Being one of those normal brained people who stopped watching TNA just about cold turkey after AJ Styles left, this whole series is one of those often praised TNA things that always gave me pause. I like most of the guys involved (well, not Team 3D so much), but it happened in TNA and good things in TNA always seem to be the victims of a kind of “notice me!” sort of hyperbole. So I never made the time to watch it or the subsequent matches in the series when Team 3D also found their way into the mix.

Maybe I should have earlier though, because this was a lot of fun!

To their benefit, it’s less the epic that it maybe could have been and might still be later in this entire series, and more just a great opening match. It’s not as long and they don’tdo quite as much, but it’s a format that lends itself more towards efficiency and matches of a more compact nature. Given the brain disease of Davey Richards and the unavoidable effects of time on the Hardy brothers, it’s the way to go for a 2v2.

The story told — in the ring, if not quite on commentary — is about the Hardys trying to get back on the tandem bicycle and not having the current experience that the Wolves do. They spend a good chunk of this relying on veteran wiles while getting their tag team sea legs back, while the other team doesn’t have the issue at all. The finishing run is electric and perfectly laid out and then elevated by a hot crowd rarely seen for TNA television since like 2005 or 2006. All the stars align to make this as fun and cool as possible. The Hardys are capable of all their old stuff, but the timing is a little different and the Wolves constantly take advantage. They’re forced more to compete as singles wrestlers, and it doesn’t work. Jeff can hit the Swanton Bomb but he doesn’t even get to cover before it’s cut off. Matt can hit the Twist of Fate, but it’s saved when Jeff isn’t able to cut it off. Jeff Hardy is also punished when he tries to turn back the clock with a big dive, only to eat shit.
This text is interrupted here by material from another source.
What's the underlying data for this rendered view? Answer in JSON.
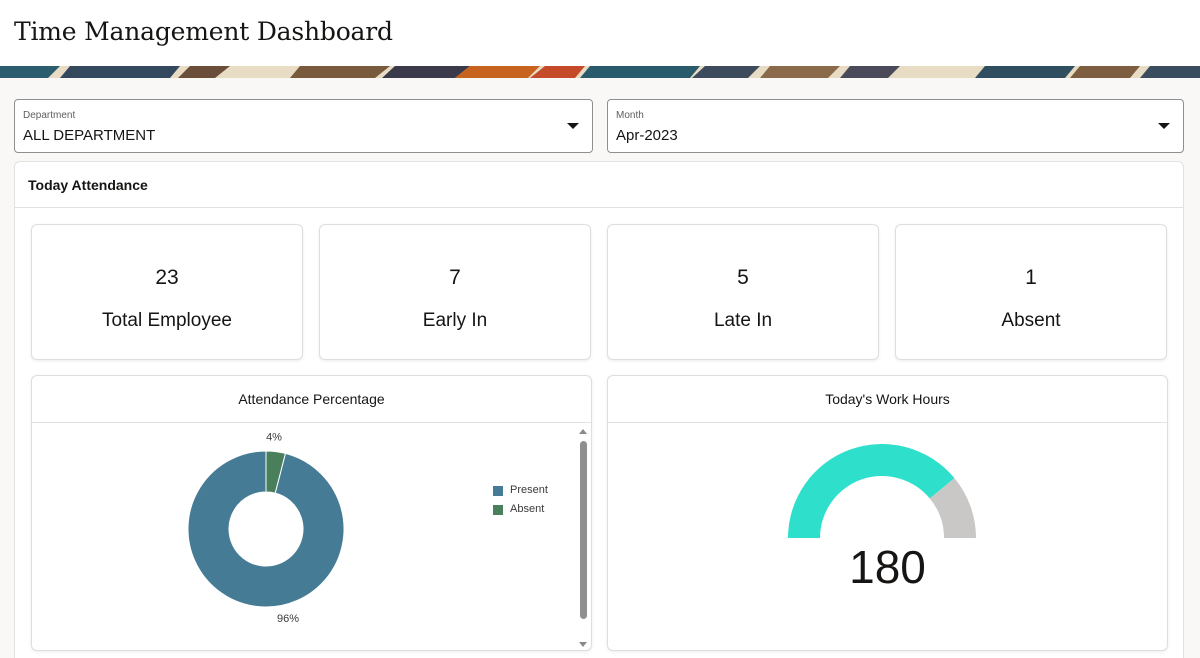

Meanwhile, everything the Wolves does works.

They’re there for each other before things ever get dire. Every double team they go for works. They never have to get desperate about anything or take any real risk. They’re definitely not the best tag team in the world, but the match makes a pretty coherent case. They win with a pretty big move, something not in the regular arsenal, but that still isn’t the best and biggest they can do. Matt gets caught on the ropes and they hit the Powerbomb/Lungblower combo, now with Davey coming off the top rope with a Taliban Backpack version of it. Jeff tries the save, but unlike when he failed earlier, Eddie doesn’t fail to cut off the save, and the Wolves hang onto the titles.

It’s a great mission statement for TNA’s new top tag team, as well as a perfect launching point for further matches. The veteran team can hang and looked more than capable of getting it done in a rematch or a series of rematches, but just simply didn’t have the reps yet in the present day.
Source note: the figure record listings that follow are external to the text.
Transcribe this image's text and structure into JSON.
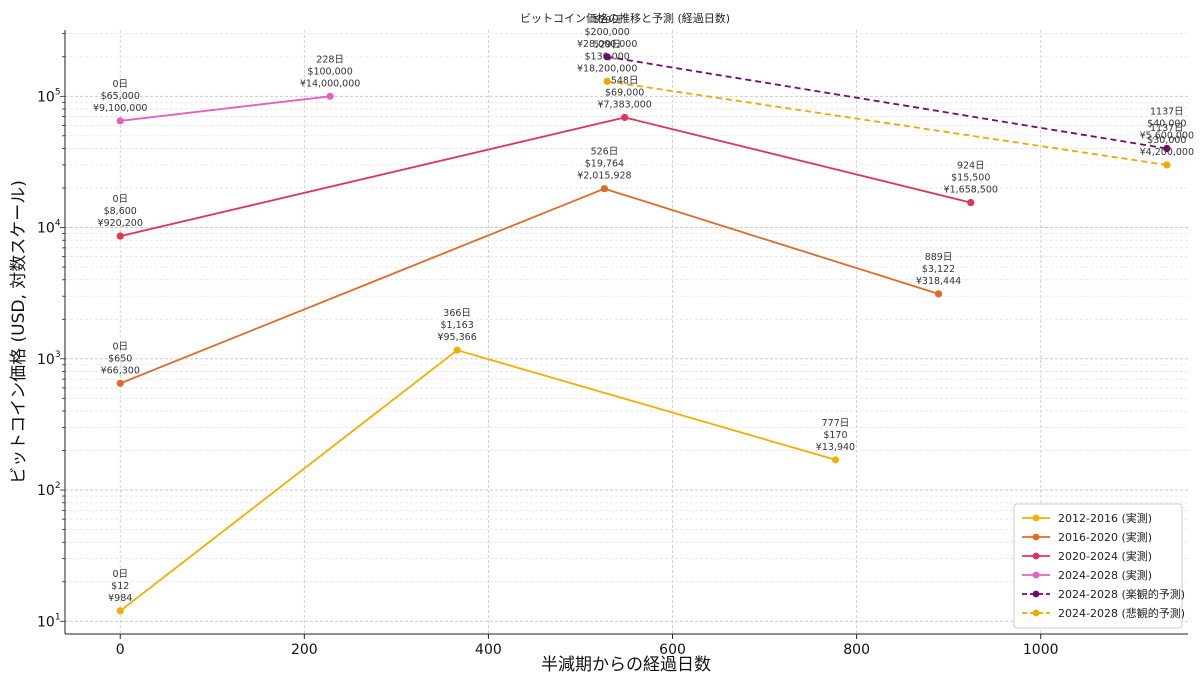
{
  "chart_data": {
    "type": "line",
    "title": "ビットコイン価格の推移と予測 (経過日数)",
    "xlabel": "半減期からの経過日数",
    "ylabel": "ビットコイン価格 (USD, 対数スケール)",
    "xlim": [
      -60,
      1160
    ],
    "ylim": [
      8,
      320000
    ],
    "yscale": "log",
    "grid": true,
    "legend_position": "bottom-right",
    "x_ticks": [
      "0",
      "200",
      "400",
      "600",
      "800",
      "1000"
    ],
    "x_tick_values": [
      0,
      200,
      400,
      600,
      800,
      1000
    ],
    "y_ticks": [
      {
        "value": 10,
        "base": "10",
        "exp": "1"
      },
      {
        "value": 100,
        "base": "10",
        "exp": "2"
      },
      {
        "value": 1000,
        "base": "10",
        "exp": "3"
      },
      {
        "value": 10000,
        "base": "10",
        "exp": "4"
      },
      {
        "value": 100000,
        "base": "10",
        "exp": "5"
      }
    ],
    "series": [
      {
        "name": "2012-2016 (実測)",
        "color": "#f0b000",
        "dashed": false,
        "points": [
          {
            "x": 0,
            "y": 12,
            "labels": [
              "0日",
              "$12",
              "¥984"
            ]
          },
          {
            "x": 366,
            "y": 1163,
            "labels": [
              "366日",
              "$1,163",
              "¥95,366"
            ]
          },
          {
            "x": 777,
            "y": 170,
            "labels": [
              "777日",
              "$170",
              "¥13,940"
            ]
          }
        ]
      },
      {
        "name": "2016-2020 (実測)",
        "color": "#e06a28",
        "dashed": false,
        "points": [
          {
            "x": 0,
            "y": 650,
            "labels": [
              "0日",
              "$650",
              "¥66,300"
            ]
          },
          {
            "x": 526,
            "y": 19764,
            "labels": [
              "526日",
              "$19,764",
              "¥2,015,928"
            ]
          },
          {
            "x": 889,
            "y": 3122,
            "labels": [
              "889日",
              "$3,122",
              "¥318,444"
            ]
          }
        ]
      },
      {
        "name": "2020-2024 (実測)",
        "color": "#de3654",
        "dashed": false,
        "points": [
          {
            "x": 0,
            "y": 8600,
            "labels": [
              "0日",
              "$8,600",
              "¥920,200"
            ]
          },
          {
            "x": 548,
            "y": 69000,
            "labels": [
              "548日",
              "$69,000",
              "¥7,383,000"
            ]
          },
          {
            "x": 924,
            "y": 15500,
            "labels": [
              "924日",
              "$15,500",
              "¥1,658,500"
            ]
          }
        ]
      },
      {
        "name": "2024-2028 (実測)",
        "color": "#e35fc5",
        "dashed": false,
        "points": [
          {
            "x": 0,
            "y": 65000,
            "labels": [
              "0日",
              "$65,000",
              "¥9,100,000"
            ]
          },
          {
            "x": 228,
            "y": 100000,
            "labels": [
              "228日",
              "$100,000",
              "¥14,000,000"
            ]
          }
        ]
      },
      {
        "name": "2024-2028 (楽観的予測)",
        "color": "#76086e",
        "dashed": true,
        "points": [
          {
            "x": 529,
            "y": 200000,
            "labels": [
              "529日",
              "$200,000",
              "¥28,000,000"
            ]
          },
          {
            "x": 1137,
            "y": 40000,
            "labels": [
              "1137日",
              "$40,000",
              "¥5,600,000"
            ]
          }
        ]
      },
      {
        "name": "2024-2028 (悲観的予測)",
        "color": "#f0a800",
        "dashed": true,
        "points": [
          {
            "x": 529,
            "y": 130000,
            "labels": [
              "529日",
              "$130,000",
              "¥18,200,000"
            ]
          },
          {
            "x": 1137,
            "y": 30000,
            "labels": [
              "1137日",
              "$30,000",
              "¥4,200,000"
            ]
          }
        ]
      }
    ]
  }
}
A whole lot is still left in the tank, but it’s about as good and as satisfying of a start to the program as you could ask for. A real hoot.

***

 

The Wolves vs. Beer Money, TNA One Night Only: Jokers Wild 2 (4/9/2014)

A perfectly good b-show tag team match between two very good tag teams. Properly executed formula, a lot of snap, and even more energy. All while not overstaying their welcome, and in fact, making it the rare American Wolves match that I genuinely wish was longer.

Mostly though, I’m just so happy that Davey Richards finally got to see Beer Money reunite.